Karthic Bala est celui par qui les données - les fameuses data, c’est à dire les contenus - produits par Conde Nast vont devenir plus accessibles grâce à la technologie. Monsieur Bala est aussi responsable de la création de nouvelles sources de revenus axés sur ces datas et sur l’expansion de produits financés par la publicité. Pour mener à bien sa mission, ce nouvel homme fort sera aidé par des outils internes - notamment par la plate-forme Spire qui permet à Conde Nast de garantir à ses annonceurs une meilleure rentabilité de leurs campagnes en optimisant les points de contacts avec de nouveaux consommateurs- mais aussi sur les équipes de la société CitizenNet, spécialisée dans le ciblage et l’optimisation des données sur les réseaux sociaux ; ou encore sur les équipes de Lighthouse Datalab, spécialisée dans les data solutions. Il dispose ainsi d’une équipe de 20 personnes. Cette unité devrait doubler de taille au fur et à mesure de l’intégration progressive par l’éditeur de spécialités verticales.

Spécialisation verticale ? Il s’agit concrètement, de permettre aux clients de Conde Nast - marques ou agences - de trouver rapidement la meilleure personne et la meilleure réponse à leurs problématiques. « Tous nos clients construisent des équipes de marketing ou de ‘data science’ : nous voulons donc créer un environnement où les idées sont partagées de manière plus fréquente, en temps réel » explique M.Bala. « Une entreprise spécialisée dans la beauté a vu sa notoriété grandir de 33 pour cent en utilisant ces nouveaux outils » garantit le groupe Condé Nast dans un communiqué vantant les vertus de l’extension de sa plate-forme Spire.

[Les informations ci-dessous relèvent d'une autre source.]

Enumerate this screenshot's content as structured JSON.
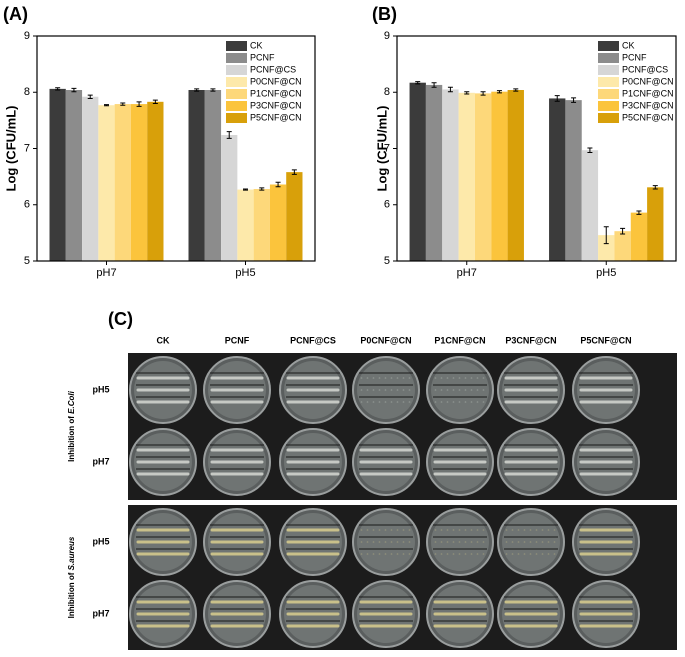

Les nouvelles spécialités verticales annoncées par M. Bala incluent la pharmacie, la santé, l'automobile et les biens de grande consommation (comme par exemple Kellogg). Un spectre étendu, renforcé par des outils d’analyses, des capacités de ciblage et de mesure de l’audience, d’optimisation des campagnes en temps réel à l’aide des données d’achat en boutiques, voire même, dans les cas des clients ‘pharmacie’, de la possibilité d’offrir des solutions utilisant un modèle prédictif qui analyse les données comportementales et les données médicales du lecteur. Une nouvelle donne, de nouvelles pratiques, de nouveaux outils fondés sur l’intelligence artificielle qui attestent à quel point l’ancien modèle de Condé Nast, incarné en quelque sorte par Xavier Romatet, est révolu.